Khabor Wala Desk
Published: 24th June 2026, 2:45 PM
The Ministry of Finance has rejected pleas from insurance sector owners by directing all life and non-life insurance companies to pay their registration renewal fees for 2026 at a significantly higher rate. According to an official directive issued on Tuesday, 23 June, by the Insurance-2 branch of the Financial Institutions Division (FID), the fee remains fixed at 2.50 Taka per 1,000 Taka of gross premium.
The mandate was sent directly to the Chairman of the Insurance Development and Regulatory Authority (IDRA). It instructs the regulatory body to take the necessary administrative steps to collect the fees in accordance with the timelines and rates outlined in the latest gazette, under Rule 3(2) of the Insurance Business Registration Fee Rules, 2012.

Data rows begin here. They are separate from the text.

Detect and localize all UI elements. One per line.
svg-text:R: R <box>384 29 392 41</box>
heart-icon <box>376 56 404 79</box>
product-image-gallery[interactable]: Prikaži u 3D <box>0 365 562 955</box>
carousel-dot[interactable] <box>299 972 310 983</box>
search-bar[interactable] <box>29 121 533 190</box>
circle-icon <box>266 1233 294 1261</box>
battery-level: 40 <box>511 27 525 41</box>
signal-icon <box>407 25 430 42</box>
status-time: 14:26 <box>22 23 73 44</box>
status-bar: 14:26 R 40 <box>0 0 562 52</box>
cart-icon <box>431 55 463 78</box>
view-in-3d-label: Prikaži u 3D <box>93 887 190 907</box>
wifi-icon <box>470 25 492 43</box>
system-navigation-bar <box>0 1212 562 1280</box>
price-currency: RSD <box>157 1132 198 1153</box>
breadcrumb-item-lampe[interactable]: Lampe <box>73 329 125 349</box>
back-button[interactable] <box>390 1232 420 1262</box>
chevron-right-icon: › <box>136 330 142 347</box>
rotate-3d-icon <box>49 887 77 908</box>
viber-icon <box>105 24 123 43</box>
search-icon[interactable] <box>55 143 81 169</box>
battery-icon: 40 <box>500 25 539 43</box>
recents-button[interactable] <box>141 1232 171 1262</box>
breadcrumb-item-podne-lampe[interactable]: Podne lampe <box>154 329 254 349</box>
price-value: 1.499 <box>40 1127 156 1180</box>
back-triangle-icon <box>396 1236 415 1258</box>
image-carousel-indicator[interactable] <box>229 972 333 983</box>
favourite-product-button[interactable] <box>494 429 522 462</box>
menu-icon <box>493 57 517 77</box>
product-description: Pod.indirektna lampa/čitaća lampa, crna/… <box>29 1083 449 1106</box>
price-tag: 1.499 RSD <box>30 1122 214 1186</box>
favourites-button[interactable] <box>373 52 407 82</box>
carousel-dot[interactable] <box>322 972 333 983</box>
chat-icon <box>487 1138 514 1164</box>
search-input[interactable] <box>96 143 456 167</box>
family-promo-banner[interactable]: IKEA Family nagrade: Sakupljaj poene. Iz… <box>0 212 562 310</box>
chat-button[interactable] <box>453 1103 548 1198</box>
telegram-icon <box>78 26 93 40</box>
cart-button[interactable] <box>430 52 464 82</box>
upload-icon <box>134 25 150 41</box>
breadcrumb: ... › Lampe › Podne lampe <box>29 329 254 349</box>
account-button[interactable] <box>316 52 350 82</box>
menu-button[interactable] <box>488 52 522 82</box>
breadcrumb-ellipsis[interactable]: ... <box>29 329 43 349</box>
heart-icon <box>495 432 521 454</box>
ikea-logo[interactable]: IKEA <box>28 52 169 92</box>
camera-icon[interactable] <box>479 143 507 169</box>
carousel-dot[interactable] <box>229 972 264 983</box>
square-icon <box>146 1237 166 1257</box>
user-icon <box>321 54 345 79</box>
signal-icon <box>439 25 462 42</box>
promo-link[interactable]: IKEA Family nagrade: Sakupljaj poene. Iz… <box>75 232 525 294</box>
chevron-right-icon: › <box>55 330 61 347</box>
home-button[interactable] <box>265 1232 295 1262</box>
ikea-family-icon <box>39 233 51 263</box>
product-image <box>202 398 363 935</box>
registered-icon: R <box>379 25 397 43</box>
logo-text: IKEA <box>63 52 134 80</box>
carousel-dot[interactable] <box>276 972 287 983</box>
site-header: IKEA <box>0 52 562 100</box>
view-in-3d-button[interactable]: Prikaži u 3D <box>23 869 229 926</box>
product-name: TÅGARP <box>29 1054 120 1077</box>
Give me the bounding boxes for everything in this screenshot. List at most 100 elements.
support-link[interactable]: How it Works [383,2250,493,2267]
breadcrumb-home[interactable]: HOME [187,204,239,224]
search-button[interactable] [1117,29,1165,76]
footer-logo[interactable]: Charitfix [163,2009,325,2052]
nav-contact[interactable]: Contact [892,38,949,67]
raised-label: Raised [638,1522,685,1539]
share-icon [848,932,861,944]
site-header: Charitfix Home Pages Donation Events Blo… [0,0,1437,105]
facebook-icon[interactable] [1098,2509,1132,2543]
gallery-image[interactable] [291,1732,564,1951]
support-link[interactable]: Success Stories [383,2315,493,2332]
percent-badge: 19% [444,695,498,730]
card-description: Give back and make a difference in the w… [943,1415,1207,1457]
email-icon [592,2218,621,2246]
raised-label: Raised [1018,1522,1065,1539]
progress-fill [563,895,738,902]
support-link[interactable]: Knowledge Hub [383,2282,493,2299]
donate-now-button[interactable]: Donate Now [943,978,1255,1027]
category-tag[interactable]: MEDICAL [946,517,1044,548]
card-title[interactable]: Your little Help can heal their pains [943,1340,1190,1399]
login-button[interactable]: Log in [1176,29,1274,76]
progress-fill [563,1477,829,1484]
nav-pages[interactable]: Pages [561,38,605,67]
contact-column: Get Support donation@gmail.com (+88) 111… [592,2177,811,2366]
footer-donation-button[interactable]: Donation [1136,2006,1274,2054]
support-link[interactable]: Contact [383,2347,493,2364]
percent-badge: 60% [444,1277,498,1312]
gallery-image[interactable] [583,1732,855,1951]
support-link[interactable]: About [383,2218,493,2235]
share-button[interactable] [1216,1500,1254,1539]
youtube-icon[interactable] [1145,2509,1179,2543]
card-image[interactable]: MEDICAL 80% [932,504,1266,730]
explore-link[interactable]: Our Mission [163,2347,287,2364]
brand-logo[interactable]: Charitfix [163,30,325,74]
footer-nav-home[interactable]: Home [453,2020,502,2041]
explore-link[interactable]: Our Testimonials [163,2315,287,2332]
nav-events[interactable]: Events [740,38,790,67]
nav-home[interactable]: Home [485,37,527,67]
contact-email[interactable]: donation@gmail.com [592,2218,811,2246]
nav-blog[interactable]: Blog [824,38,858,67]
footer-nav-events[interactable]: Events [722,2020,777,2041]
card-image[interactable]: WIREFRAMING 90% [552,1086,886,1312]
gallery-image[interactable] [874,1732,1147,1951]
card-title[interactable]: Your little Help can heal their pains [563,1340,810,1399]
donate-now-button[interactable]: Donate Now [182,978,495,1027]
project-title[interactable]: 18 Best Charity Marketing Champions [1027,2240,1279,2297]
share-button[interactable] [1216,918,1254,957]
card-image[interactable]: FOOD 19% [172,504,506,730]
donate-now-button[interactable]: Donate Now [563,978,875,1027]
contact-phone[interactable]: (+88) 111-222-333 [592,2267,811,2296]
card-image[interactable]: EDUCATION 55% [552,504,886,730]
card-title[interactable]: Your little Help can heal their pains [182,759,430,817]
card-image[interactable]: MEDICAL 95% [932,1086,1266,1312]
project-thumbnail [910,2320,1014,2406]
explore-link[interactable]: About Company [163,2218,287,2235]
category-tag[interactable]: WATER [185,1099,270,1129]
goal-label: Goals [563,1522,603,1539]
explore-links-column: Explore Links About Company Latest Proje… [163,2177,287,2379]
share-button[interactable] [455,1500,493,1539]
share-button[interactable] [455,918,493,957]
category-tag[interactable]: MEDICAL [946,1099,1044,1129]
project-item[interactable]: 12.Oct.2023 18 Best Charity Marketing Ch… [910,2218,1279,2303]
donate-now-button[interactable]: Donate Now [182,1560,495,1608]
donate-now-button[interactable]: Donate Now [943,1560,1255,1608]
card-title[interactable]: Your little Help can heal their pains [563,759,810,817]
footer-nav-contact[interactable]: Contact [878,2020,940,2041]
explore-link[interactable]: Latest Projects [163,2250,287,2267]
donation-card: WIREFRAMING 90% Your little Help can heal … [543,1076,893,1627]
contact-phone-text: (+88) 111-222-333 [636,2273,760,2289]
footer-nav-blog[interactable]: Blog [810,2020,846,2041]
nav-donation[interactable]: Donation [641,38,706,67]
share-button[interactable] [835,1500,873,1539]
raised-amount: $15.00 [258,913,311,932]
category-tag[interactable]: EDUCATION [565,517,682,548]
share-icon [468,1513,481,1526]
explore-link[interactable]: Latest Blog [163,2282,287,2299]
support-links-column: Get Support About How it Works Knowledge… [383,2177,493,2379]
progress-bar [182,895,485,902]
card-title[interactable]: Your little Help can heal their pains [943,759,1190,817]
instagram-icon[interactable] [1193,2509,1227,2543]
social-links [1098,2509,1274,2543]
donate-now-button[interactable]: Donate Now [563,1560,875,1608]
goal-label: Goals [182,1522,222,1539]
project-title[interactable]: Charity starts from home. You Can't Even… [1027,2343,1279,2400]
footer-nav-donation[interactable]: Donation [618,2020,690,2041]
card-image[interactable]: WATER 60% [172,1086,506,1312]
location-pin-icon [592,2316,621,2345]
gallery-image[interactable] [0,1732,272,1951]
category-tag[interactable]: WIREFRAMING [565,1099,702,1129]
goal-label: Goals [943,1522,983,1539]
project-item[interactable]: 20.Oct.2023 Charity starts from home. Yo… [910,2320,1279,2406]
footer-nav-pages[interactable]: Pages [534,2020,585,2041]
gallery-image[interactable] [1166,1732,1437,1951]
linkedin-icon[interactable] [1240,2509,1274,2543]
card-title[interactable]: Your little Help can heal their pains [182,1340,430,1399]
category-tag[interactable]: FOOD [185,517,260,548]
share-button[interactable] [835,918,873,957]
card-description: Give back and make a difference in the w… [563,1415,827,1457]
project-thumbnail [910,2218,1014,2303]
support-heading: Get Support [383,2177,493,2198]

This decisive order follows a previous communication sent by the IDRA to the FID on 26 April. In that letter, the regulator sought legal clarification and specific guidelines regarding the exact applicable rates for private insurance firms for the upcoming 2026 calendar year. The FID response firmly clarifies that the government will not back down from its revised tariff structure.
The roots of the current dispute trace back to 4 February this year, when the FID published a controversial gazette notification. The state document abruptly raised the registration renewal fee from 1.00 Taka to 2.50 Taka per 1,000 Taka of premium, marking a 150 per cent hike. Insurance operators have voiced fierce opposition to the decision ever since.
The Bangladesh Insurance Association (BIA), an influential forum representing the owners of private sector insurance firms, has demanded an immediate waiver of the increased fees. Leaders of the association argue that the sudden spike creates an unsustainable financial burden for a sector already facing macroeconomic headwinds. To illustrate the impact, the BIA pointed out that an insurance firm generating 100 crore Taka in gross premium will see its annual renewal costs jump from 10 lakh Taka to 25 lakh Taka.
Conversely, the regulatory body has defended the revised fiscal structure as essential for sector modernization. In its report to the ministry, the IDRA explained that it operates entirely on self-generated funds without direct state budgetary allocations. The authority is currently executing several costly, large-scale projects aimed at revolutionising the domestic market. These initiatives include the digital transformation of compliance systems, the rollout of the National Core Insurance Solution, and the establishment of new specialised training institutes. The regulator maintains that the enhanced fee is crucial to offset rising operational expenditures and establish long-term financial discipline within the industry.